Dieser „Hochwassergipfel“ muss aber auch ein Gipfel der Wahrheit werden, denn
> die Gefahren waren bekannt – und wurden ignoriert. Trotz eindeutiger Studien wurde das Notwendige nicht umgesetzt. Zuletzt hatten vor einem Jahr das Umweltbundesamt, der Deutsche Wetterdienst und der Katastrophenschutz in einer gemeinsamen Studie darauf hingewiesen, dass Überflutungen durch Starkregen in Deutschland zunehmen werden;

> 2002 hatten CDU/CSU und FDP (die damaligen Parteivorsitzenden waren Angela Merkel und Guido Westerwelle) einen konsequenten Hochwasserschutz im Bundestag abgelehnt.
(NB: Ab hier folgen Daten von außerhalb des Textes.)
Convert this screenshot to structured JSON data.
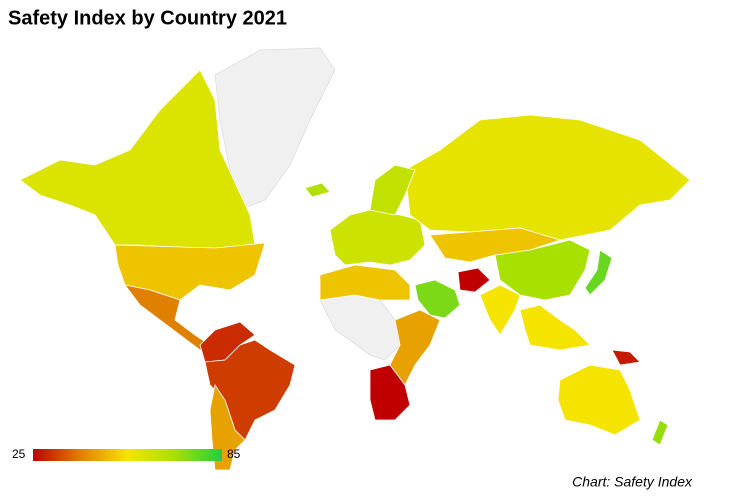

Mit ihrer Mehrheit im Bundesrat hatten die CDU/CSU- und FDP-regierten Länder zusammen mit dem damals rot-gelben Rheinland-Pfalz das Gesetz im Bundesrat gestoppt und wesentlich abgeschwächt;

> die Länder müssen akzeptieren, dass ein Hochwasserschutzgesetz für Deutschland nicht an einzelnen Landesinteressen scheitern darf;

> die FDP muss jetzt endlich aufhören, illusionäre Steuersenkungen zu versprechen. Der Bundeshaushalt muss gestärkt werden.